Assembly line renaissance

Are manufacturing jobs are making a comeback?

Eighteen thousand is an abysmal number when it indicates the number of jobs the world’s biggest economy created in a month. Unfortunately, that’s how many new positions U.S. employers added in June, the Department of Labor announced two weeks ago—a bulletin that sank the hopes of the country’s 14 million unemployed. Yet, there is at least one sector of the U.S. economy that seems poised for expansion, bringing with it a much-needed fistful of new jobs: manufacturing.

Assembly lines and factories—which seemed to be going the way of the dinosaurs in recent decades in North America—are making a comeback. The Boston Consulting Group predicts “a manufacturing renaissance” in the U.S. in the next five years, courtesy of rising wages in China and high fuel prices, which make it more convenient for companies to relocate production lines back home. With Chinese workers pocketing wage increases of about 17 per cent per year, the yuan appreciating, and U.S. states such as Mississippi, South Carolina and Alabama offering flexible work rules and government incentives, the difference between production costs in China and the U.S. will “drop to single digits or be erased entirely” in certain sectors in the next few years, notes the BCG. Last week, General Electric said its U.S. manufacturing operations will grow this year, as labour becomes a smaller component of its costs. Caterpillar Inc. announced last year the expansion of its U.S. operations, a move expected to add 500 new jobs—or 2.7 per cent of the jobs the entire U.S. economy added last month. Other prominent U.S. manufacturers have also relocated operations at home.

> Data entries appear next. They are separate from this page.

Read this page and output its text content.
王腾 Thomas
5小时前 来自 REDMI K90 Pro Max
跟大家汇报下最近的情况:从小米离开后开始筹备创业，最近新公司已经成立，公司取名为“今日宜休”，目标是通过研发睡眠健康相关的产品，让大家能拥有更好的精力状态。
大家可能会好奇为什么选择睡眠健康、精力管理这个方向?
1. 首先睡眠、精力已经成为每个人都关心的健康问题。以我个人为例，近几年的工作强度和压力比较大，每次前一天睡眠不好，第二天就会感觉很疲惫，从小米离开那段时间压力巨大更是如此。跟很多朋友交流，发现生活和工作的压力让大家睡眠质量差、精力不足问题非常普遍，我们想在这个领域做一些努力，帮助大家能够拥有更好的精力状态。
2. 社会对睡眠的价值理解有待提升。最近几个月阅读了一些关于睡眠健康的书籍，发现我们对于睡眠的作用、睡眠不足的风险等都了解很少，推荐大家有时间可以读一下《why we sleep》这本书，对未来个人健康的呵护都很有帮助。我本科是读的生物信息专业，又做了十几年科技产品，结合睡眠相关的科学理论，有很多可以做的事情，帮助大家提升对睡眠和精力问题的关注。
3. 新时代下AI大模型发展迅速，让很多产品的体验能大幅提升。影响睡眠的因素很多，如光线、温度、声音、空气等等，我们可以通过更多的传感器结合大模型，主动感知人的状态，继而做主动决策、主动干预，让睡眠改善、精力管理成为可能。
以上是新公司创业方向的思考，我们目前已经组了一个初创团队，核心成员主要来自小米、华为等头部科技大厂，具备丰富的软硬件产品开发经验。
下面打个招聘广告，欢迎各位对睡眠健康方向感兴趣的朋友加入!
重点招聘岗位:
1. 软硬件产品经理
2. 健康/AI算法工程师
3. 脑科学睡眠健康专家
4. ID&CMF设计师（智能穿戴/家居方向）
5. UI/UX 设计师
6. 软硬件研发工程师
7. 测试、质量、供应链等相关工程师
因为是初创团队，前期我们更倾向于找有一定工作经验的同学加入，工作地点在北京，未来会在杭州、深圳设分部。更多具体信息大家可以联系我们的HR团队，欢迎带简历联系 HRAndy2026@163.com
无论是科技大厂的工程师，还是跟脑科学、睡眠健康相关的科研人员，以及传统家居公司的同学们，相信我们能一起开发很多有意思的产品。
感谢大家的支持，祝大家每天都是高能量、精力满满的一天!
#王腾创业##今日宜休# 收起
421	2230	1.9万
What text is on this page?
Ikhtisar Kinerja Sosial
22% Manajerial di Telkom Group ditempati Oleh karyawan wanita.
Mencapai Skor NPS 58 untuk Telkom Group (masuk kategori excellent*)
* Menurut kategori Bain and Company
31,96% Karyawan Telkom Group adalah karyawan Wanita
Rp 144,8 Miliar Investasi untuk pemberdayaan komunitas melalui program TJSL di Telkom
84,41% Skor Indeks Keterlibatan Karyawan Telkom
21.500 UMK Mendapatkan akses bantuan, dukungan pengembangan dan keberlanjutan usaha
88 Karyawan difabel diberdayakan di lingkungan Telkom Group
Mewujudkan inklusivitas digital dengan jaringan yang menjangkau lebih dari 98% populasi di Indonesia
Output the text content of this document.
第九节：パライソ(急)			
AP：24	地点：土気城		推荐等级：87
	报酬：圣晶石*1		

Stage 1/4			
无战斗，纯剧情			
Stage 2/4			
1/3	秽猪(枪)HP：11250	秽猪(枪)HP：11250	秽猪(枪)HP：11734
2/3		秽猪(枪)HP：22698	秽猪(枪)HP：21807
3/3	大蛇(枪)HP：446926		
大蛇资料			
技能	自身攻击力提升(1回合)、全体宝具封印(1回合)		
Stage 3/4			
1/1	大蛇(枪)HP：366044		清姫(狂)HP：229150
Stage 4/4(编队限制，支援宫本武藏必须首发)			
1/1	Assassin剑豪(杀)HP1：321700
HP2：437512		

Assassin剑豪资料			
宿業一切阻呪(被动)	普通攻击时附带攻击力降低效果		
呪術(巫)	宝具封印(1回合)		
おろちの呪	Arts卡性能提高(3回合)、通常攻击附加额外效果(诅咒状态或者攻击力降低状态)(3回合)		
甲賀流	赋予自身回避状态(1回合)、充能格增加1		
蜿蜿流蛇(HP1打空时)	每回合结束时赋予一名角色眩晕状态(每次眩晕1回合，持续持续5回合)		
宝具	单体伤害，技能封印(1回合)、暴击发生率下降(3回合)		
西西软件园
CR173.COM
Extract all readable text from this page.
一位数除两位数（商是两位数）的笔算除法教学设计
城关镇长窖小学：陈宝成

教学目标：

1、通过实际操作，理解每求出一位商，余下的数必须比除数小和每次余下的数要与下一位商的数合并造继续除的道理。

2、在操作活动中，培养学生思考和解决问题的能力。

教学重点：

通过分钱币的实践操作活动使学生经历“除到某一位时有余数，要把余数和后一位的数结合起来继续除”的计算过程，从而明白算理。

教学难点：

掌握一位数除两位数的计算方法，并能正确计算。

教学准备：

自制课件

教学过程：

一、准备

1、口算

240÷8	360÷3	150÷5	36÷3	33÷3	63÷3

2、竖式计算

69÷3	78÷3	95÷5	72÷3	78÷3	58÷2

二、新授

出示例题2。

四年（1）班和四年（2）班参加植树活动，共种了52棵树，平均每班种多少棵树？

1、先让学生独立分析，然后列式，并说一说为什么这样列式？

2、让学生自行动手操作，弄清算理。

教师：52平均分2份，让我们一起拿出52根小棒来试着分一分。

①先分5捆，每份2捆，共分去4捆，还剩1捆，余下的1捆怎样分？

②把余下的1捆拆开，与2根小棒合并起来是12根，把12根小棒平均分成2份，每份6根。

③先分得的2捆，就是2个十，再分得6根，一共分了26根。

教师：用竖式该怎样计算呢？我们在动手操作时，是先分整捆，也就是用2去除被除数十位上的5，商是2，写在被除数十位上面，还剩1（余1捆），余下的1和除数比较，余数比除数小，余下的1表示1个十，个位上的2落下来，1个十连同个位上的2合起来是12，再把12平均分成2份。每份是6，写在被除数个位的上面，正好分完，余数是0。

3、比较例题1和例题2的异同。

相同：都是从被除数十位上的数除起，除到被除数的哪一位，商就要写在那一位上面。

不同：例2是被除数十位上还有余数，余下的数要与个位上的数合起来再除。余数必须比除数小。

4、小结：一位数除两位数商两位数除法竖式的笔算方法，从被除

Offshoring is becoming démodé elsewhere in the West as well. New Call Telecom, a British company, recently opened a new call centre in Burnley, near Manchester, reportedly because commercial property there is as cheap as in Mumbai—as low as $6 per square foot. In Canada, though, the picture is mixed, according to a recent report by the Department of Foreign Affairs and International Trade, with a roughly equal number of manufacturers offshoring and inshoring.